The woman had been preparing to leave, El-Hanooti said, when she sat down next to her and helped her fill out the form, which was only available in English. She said the woman wouldn’t have been able to cast a ballot without her.

The incident occurred in Dearborn Heights, but El-Hanooti, who is the Executive Director of Emgage Michigan, a Muslim and Arab American advocacy organization, said that some of her colleagues witnessed voters struggle with English-language-only registration forms in the City of Dearborn. 

“This is a form of voter suppression,” she said, noting that about half of the Dearborn population is Arab American and many are Arabic-language-only speakers. 

Abed Ayoub is with the American-Arab Anti-Discrimination Committee. He said Dearborn City Clerk George Darany has not met demands to translate election material. 

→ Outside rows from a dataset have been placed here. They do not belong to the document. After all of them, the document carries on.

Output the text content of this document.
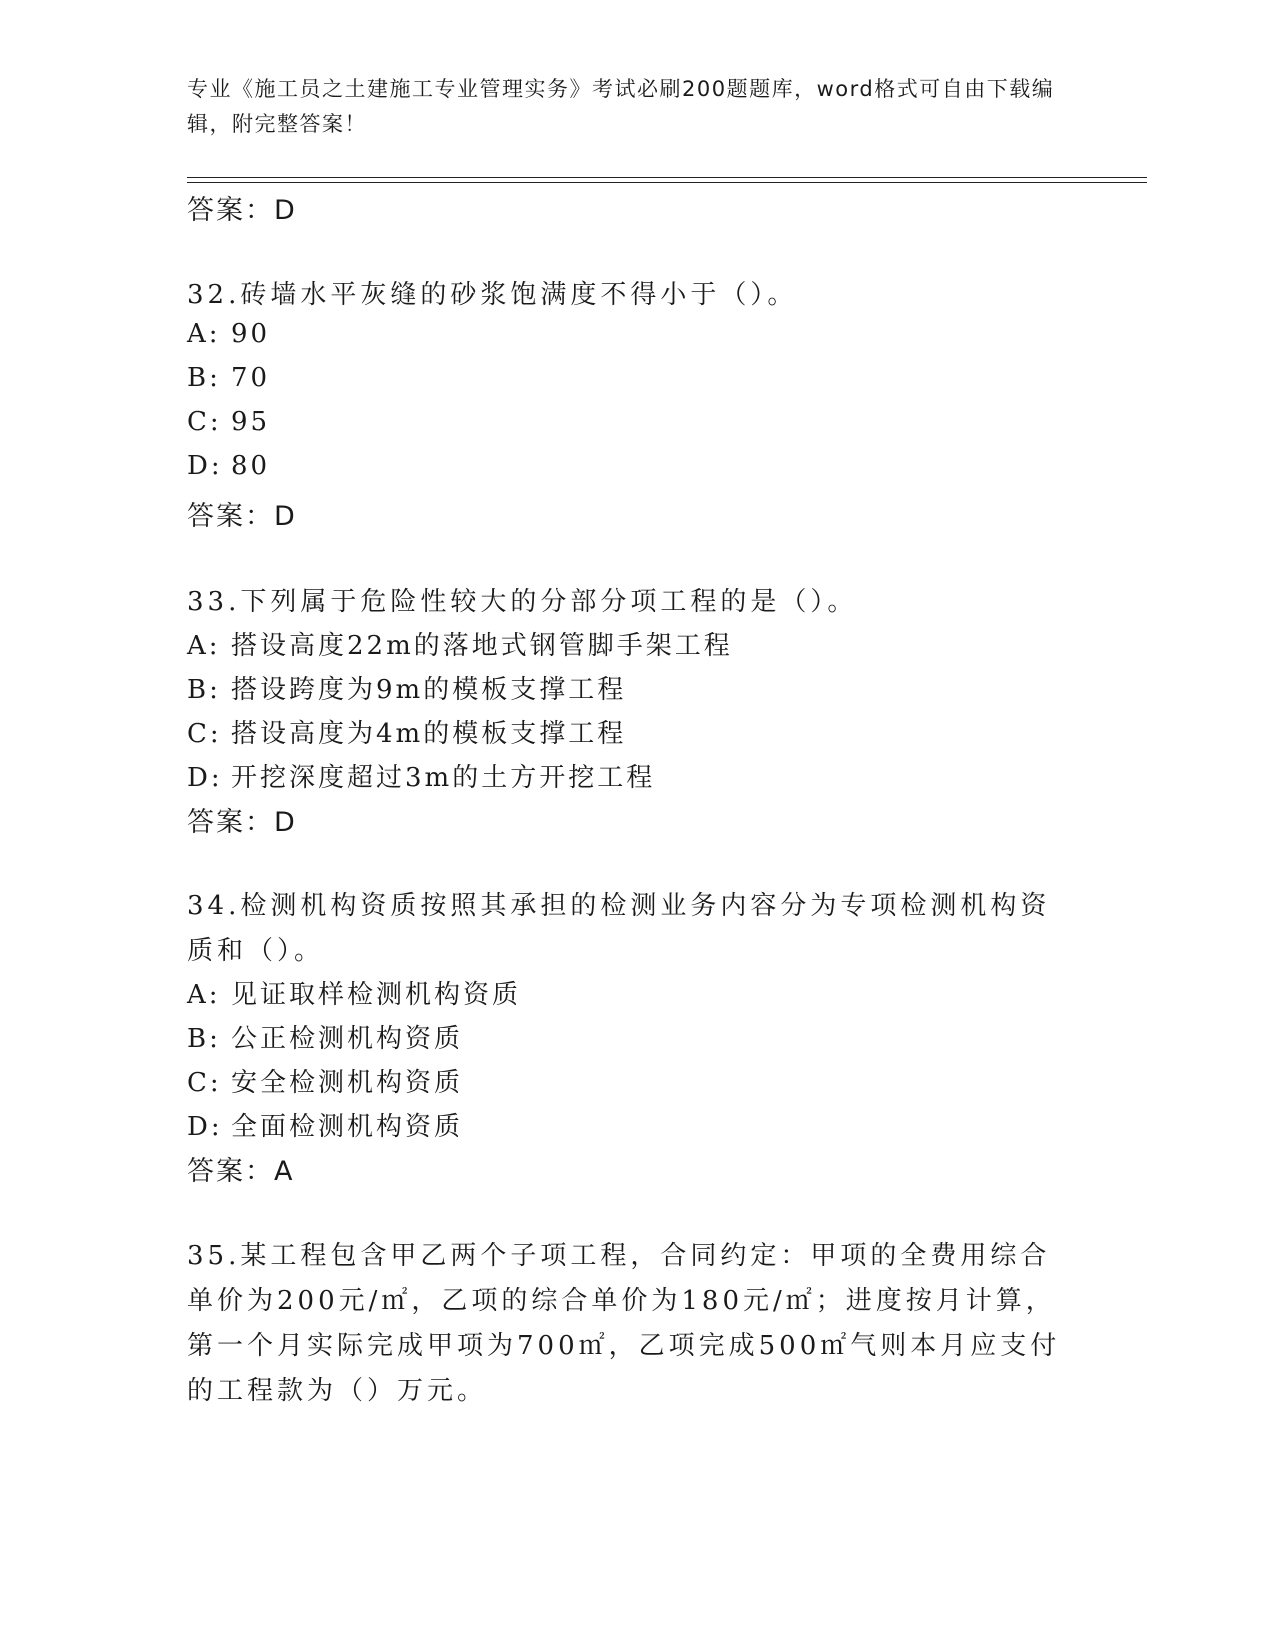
专业《施工员之土建施工专业管理实务》考试必刷200题题库，word格式可自由下载编辑，附完整答案！
答案：D
32.砖墙水平灰缝的砂浆饱满度不得小于（）。
A: 90
B: 70
C: 95
D: 80
答案：D
33.下列属于危险性较大的分部分项工程的是（）。
A: 搭设高度22m的落地式钢管脚手架工程
B: 搭设跨度为9m的模板支撑工程
C: 搭设高度为4m的模板支撑工程
D: 开挖深度超过3m的土方开挖工程
答案：D
34.检测机构资质按照其承担的检测业务内容分为专项检测机构资质和（）。
A: 见证取样检测机构资质
B: 公正检测机构资质
C: 安全检测机构资质
D: 全面检测机构资质
答案：A
35.某工程包含甲乙两个子项工程，合同约定：甲项的全费用综合单价为200元/㎡，乙项的综合单价为180元/㎡；进度按月计算，第一个月实际完成甲项为700㎡，乙项完成500㎡气则本月应支付的工程款为（）万元。
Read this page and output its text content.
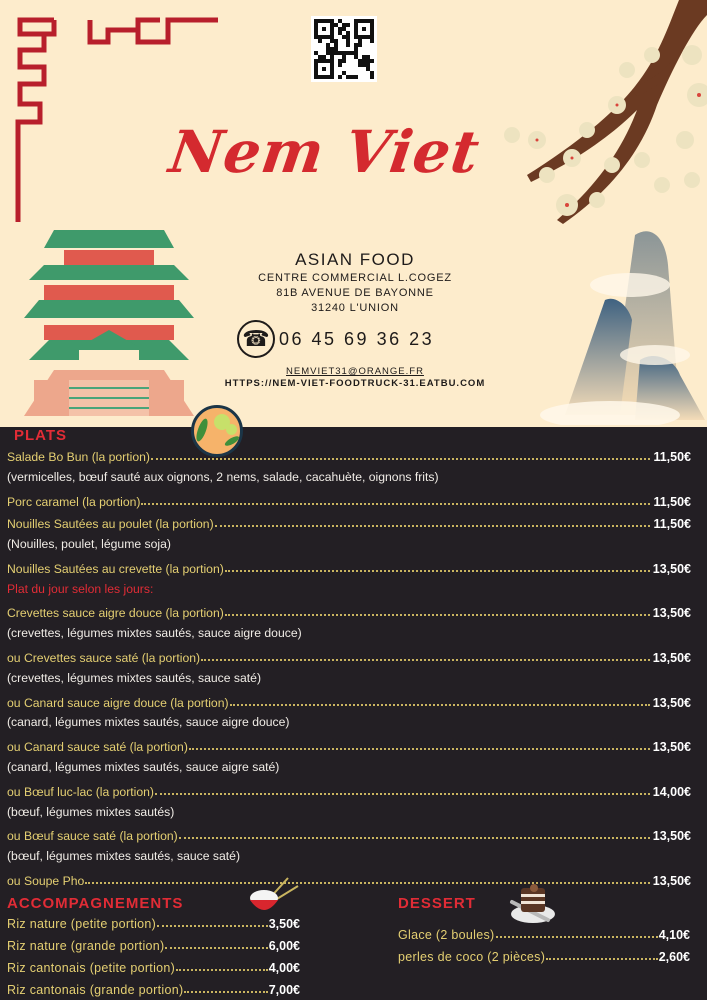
Nem Viet
ASIAN FOOD
CENTRE COMMERCIAL L.COGEZ
81B AVENUE DE BAYONNE
31240 L'UNION
☎ 06 45 69 36 23
NEMVIET31@ORANGE.FR
HTTPS://NEM-VIET-FOODTRUCK-31.EATBU.COM
PLATS
Salade Bo Bun (la portion)	11,50€
(vermicelles, bœuf sauté aux oignons, 2 nems, salade, cacahuète, oignons frits)
Porc caramel (la portion)	11,50€
Nouilles Sautées au poulet (la portion)	11,50€
(Nouilles, poulet, légume soja)
Nouilles Sautées au crevette (la portion)	13,50€
Plat du jour selon les jours:
Crevettes sauce aigre douce (la portion)	13,50€
(crevettes, légumes mixtes sautés, sauce aigre douce)
ou Crevettes sauce saté (la portion)	13,50€
(crevettes, légumes mixtes sautés, sauce saté)
ou Canard sauce aigre douce (la portion)	13,50€
(canard, légumes mixtes sautés, sauce aigre douce)
ou Canard sauce saté (la portion)	13,50€
(canard, légumes mixtes sautés, sauce aigre saté)
ou Bœuf luc-lac (la portion)	14,00€
(bœuf, légumes mixtes sautés)
ou Bœuf sauce saté (la portion)	13,50€
(bœuf, légumes mixtes sautés, sauce saté)
ou Soupe Pho	13,50€
ACCOMPAGNEMENTS
Riz nature (petite portion)	3,50€
Riz nature (grande portion)	6,00€
Riz cantonais (petite portion)	4,00€
Riz cantonais (grande portion)	7,00€
DESSERT
Glace (2 boules)	4,10€
perles de coco (2 pièces)	2,60€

"All we're asking is, is do your job, translate the material. Now, it took members, community members emailing him. It took our organization getting involved to get a simple translation of the absentee ballot posted,” said Ayoub. 

“I'm not saying he's racist, but what I'm saying is your policies are having a [disparate] impact on Arab Americans and he needs to understand that. So we need to know what his intention is, why he's not moving on these requests.”

Darany told Ayoub in an email shared with Michigan Radio that he felt "the need for Arabic election information is not widespread." 

“My office has only recently been contacted by a few residents requesting that election materials be written in Arabic,” he wrote. “I am very surprised that residents would contact your office in D.C. before calling their 

Clerk’s Office in Dearborn. In my mind, this means that the need for Arabic election information is not widespread. If so, we certainly would have heard more about it with only three weeks left before the primary.” 

He said that his office is working on developing sample ballots in Arabic to be posted on the City of Dearborn's website and offered at polls on Election Day. Arabic-language poll workers are being assigned to voting locations as needed. Darany also said that Arabic-speaking poll workers will be assigned to voting sites as needed. 

The City of Dearborn recently added an Arabic-language absentee voter registration form. The city clerk did not respond to a request for comment from Michigan Radio. He is seeking re-election in an uncontested race. 

Seven candidates are in the running for the mayoral primary in August, including a few who are vying to be the city's first mayor of Arab descent.